The gateway rewrites only the upstream host, preserves the `/responses` path verbatim, and re-issues `Authorization: Bearer <Bedrock API key>` (which mantle's OpenAI-compatible path accepts). `before_request_hooks`, logging, and cost attribution all run -- so the flagship lane stays governed and inside the customer AWS boundary.

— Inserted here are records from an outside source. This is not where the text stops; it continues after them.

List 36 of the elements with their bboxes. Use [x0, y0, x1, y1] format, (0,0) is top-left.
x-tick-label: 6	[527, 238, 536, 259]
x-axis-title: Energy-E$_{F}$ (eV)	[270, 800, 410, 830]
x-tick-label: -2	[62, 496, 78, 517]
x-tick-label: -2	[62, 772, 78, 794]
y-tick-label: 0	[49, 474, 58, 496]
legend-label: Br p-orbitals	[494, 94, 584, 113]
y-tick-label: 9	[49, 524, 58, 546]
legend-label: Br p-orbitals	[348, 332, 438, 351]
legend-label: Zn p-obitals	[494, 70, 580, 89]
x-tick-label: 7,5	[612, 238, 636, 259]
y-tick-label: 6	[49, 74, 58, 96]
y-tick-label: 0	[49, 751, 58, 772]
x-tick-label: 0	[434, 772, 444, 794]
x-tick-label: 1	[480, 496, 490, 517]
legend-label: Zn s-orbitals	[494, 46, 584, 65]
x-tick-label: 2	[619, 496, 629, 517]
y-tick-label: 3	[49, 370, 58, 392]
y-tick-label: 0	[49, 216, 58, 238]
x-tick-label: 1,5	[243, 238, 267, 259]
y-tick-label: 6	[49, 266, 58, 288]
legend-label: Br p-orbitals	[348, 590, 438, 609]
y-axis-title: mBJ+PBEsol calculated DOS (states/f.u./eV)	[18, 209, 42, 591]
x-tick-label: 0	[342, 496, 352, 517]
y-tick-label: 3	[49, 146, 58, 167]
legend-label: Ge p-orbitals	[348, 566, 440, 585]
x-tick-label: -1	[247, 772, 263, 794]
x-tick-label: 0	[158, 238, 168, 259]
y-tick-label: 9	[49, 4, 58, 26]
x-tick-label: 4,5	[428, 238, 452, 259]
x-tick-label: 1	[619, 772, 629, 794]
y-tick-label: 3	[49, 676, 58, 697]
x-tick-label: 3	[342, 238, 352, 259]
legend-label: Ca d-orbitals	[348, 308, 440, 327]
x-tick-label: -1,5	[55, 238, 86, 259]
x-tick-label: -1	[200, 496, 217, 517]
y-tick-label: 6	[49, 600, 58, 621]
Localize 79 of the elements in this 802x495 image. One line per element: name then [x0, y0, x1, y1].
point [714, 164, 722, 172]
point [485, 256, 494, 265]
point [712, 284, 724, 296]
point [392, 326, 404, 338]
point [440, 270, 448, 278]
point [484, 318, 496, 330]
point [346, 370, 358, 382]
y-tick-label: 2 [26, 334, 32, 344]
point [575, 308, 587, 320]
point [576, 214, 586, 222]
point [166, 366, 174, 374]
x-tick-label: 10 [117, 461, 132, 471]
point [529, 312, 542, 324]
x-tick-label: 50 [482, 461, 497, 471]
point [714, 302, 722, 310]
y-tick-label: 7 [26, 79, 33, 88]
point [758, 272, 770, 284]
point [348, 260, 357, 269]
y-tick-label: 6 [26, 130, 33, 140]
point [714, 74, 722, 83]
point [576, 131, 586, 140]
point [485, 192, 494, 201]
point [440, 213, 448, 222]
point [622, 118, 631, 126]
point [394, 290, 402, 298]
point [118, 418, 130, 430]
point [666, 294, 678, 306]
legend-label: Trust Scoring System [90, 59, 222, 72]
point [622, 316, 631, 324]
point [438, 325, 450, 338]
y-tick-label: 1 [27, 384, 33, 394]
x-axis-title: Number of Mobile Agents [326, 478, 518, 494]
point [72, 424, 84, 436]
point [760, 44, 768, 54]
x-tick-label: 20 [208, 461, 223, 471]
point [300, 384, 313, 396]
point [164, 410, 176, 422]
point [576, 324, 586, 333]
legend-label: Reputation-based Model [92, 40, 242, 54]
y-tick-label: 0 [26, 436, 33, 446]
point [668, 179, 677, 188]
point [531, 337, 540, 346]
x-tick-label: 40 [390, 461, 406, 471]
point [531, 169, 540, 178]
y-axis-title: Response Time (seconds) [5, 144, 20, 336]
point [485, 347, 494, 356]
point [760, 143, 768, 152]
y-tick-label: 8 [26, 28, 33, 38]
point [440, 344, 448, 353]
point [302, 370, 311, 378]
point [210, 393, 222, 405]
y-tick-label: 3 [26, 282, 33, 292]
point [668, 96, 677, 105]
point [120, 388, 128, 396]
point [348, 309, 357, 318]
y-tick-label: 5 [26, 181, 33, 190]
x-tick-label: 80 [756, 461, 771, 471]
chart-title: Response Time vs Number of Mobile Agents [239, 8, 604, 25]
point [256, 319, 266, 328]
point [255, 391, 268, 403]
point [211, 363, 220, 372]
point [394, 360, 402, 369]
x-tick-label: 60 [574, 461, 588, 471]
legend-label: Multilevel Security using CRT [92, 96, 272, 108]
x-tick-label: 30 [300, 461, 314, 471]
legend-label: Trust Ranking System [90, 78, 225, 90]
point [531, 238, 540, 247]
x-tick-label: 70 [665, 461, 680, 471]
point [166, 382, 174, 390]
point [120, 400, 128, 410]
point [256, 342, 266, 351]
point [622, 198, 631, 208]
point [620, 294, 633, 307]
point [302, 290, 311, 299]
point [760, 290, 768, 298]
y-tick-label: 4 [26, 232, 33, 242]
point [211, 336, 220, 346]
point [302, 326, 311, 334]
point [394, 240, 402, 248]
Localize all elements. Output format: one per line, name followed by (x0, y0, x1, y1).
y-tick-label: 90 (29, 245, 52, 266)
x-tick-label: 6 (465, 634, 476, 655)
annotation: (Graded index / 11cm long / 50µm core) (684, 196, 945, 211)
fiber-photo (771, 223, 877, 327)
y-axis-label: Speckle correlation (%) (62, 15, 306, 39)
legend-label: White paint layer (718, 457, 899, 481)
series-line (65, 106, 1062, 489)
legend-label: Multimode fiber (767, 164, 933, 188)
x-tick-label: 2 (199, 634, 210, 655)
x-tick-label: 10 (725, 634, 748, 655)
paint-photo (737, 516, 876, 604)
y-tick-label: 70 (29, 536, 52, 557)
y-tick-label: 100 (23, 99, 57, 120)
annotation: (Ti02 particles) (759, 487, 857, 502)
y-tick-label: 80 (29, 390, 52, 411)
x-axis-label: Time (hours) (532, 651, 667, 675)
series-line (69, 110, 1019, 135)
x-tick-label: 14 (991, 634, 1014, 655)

**Path is per model family** (verified live): GPT-5.5/5.4 use the mantle `/openai/v1` base; gpt-oss-120b/-20b use the `/v1` base (Chat Completions, served by the existing `bedrock` provider -> Converse). The gateway sets `custom_host` per family.

## Verification

Confirmed live (Portkey OSS main @ `669825c`, local spike, 2026-06-11):

- A Codex-shaped Responses request through the gateway returns a valid completion from mantle for both `openai.gpt-oss-20b` (`/v1`) and `openai.gpt-5.5` (`/openai/v1`).
- SSE streaming relays faithfully; the terminal `response.completed` event carries `usage`.
- The `custom_host` is honored and the `/responses` path preserved (`src/handlers/services/providerContext.ts` `getFullURL`; `src/providers/openai/api.ts` `getEndpoint`).

## Consequences

**Positive**: No fork, no Converse-translation maintenance burden; the flagship lane keeps gateway hooks, logging, and isolation. Retires the bypass and fork options.

**Negative / caveats**:

- The gateway holds a Bedrock API key as a static bearer (Portkey OSS has no refreshing-bearer loop for the `openai` provider) -- use a long-lived key or an external rotator.
- OSS does not parse `usage` on **streamed** responses; per-stream cost attribution needs a small `afterRequestHook` / stream tee (additive, not a fork).
- Because the lane uses the `openai` provider, the `custom_host` **must be pinned** and caller-supplied `custom_host` overrides rejected, or the gateway can route prompts to `api.openai.com` (the egress hole was demonstrated live). Egress to OpenAI SaaS is denied at the VPC as defense-in-depth.

## Supersedes / amends

Amends **ADR-006**: `/v1/responses` is served by the gateway for the `openai` provider, and the OpenAI-on-Bedrock lane uses that provider with a mantle `custom_host` -- Responses traffic flows **through** the gateway, not around it. The earlier "bypass the gateway" and "fork a `bedrock-responses` provider" framings are retracted.

## Sources

- AWS -- Get started with OpenAI GPT-5.5/GPT-5.4 and Codex on Amazon Bedrock; Bedrock mantle inference docs.
- Portkey OSS `src/handlers/services/providerContext.ts`, `src/providers/openai/api.ts`, `src/handlers/modelResponsesHandler.ts` (verified at commit `669825c`).
- Local spike `~/workplace/portkey-mantle-spike` (2026-06-11).